25🐾

306 46 2
                                    

"Alın." Beyaz mini minibüse sert bir şekilde itildi.

Minho tereddüt etti. Kedi formuna geçebilirdi ama nereye kaçacaktı? Çıkmaz sokak mı? Kesinlikle hayır.

"YARDIM EDİN!"

Tabii ki bağırdı, bölgede kimse yok. Pis ve pis kokulu sokağın sonunda kim olacaktı?

Baştan beri umudu yoktu.

Kadının yüzüne baktığında omuzları çöktü. Yüzünde tuhaf bir ifade vardı. "Ne-"

"Beni öldüremez misin?" diye sordu monoton bir şekilde, tüm bunlardan yorulmuştu.

Konuştuğunda biraz şaşırdı ama sonra alaycı bir kahkaha attı. Minho ona boş bir bakışla baktı ama o devam ettiğinde düştü: "Seni denedikten sonra yapacaklar."

............

"Aç!" Kapı Hyunjin tarafından sarsıldı ama kimse cevap vermedi.
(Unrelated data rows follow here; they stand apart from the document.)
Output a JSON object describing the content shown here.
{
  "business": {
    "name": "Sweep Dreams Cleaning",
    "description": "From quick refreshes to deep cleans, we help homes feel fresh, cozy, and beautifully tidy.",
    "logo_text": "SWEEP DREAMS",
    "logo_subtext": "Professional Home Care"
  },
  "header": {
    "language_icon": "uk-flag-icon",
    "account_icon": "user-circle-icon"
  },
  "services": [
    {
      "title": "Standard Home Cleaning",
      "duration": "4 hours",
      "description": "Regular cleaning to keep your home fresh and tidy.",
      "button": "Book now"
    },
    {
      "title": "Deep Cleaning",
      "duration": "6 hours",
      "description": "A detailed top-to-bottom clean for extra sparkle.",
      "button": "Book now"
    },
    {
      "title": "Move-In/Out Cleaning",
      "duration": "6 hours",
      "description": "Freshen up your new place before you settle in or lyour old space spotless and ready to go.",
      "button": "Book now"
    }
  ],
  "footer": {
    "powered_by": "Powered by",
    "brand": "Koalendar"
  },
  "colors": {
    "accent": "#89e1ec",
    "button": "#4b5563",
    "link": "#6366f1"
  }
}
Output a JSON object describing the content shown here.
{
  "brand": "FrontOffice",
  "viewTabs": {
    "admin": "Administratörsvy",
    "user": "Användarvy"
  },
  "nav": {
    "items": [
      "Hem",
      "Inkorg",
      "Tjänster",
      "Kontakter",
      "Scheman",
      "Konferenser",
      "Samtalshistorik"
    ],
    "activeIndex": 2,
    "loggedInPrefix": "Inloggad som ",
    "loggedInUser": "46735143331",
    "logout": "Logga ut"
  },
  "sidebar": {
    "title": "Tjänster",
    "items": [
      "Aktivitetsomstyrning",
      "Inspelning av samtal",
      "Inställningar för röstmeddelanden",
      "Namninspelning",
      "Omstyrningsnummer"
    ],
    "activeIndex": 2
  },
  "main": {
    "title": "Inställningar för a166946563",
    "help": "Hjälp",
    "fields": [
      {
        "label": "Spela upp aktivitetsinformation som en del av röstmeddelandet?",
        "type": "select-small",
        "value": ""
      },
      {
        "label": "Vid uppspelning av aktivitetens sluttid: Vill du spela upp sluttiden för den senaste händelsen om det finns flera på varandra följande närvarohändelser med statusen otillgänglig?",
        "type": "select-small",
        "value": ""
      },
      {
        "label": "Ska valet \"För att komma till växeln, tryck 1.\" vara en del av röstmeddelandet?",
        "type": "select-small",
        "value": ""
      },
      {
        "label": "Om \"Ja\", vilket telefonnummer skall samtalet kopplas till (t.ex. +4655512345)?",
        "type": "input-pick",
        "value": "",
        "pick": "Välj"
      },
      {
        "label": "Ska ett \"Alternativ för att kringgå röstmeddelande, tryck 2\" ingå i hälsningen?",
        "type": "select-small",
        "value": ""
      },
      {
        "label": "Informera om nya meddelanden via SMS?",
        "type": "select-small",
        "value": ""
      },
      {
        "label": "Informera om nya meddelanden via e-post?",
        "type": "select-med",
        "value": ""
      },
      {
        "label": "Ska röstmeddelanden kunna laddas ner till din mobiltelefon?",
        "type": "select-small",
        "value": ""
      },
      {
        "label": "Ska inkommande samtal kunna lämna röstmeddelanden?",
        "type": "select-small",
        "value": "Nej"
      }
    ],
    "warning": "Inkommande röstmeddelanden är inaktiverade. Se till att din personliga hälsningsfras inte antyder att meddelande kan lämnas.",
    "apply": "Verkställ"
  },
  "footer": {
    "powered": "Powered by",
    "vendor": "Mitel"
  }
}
Yanındaki Jisung etrafına bakarken birkaç kez seslendi.

"Bu boş."

"Dün gece de boştu." Hyunjin dilini şaklattı ve metal bir cetvel çıkardı. Cetveli kapı çerçevesi ile kilit arasına kaydırdı. Yukarı itmeye çalıştı ama başaramadı.

"İzin ver deneyeyim"

"Hayır sorun değil." Jisung'un teklifini reddetti, diğerinin kaşlarını çatmasına neden oldu ama o onu rahat bıraktı. Birkaç denemeden sonra kilit nihayet hareket etti ve kapıyı açtı. Bir plastik parçası çıkardı - Jisung'un bunu nasıl yaptığına dair hiçbir fikri yoktu - ve kapı bir tıklamayla açıldı. "İşe yaramayacağını düşünmüştüm." Hyunjin mırıldandı ve plastiği kot pantolonunun cebinde sakladı.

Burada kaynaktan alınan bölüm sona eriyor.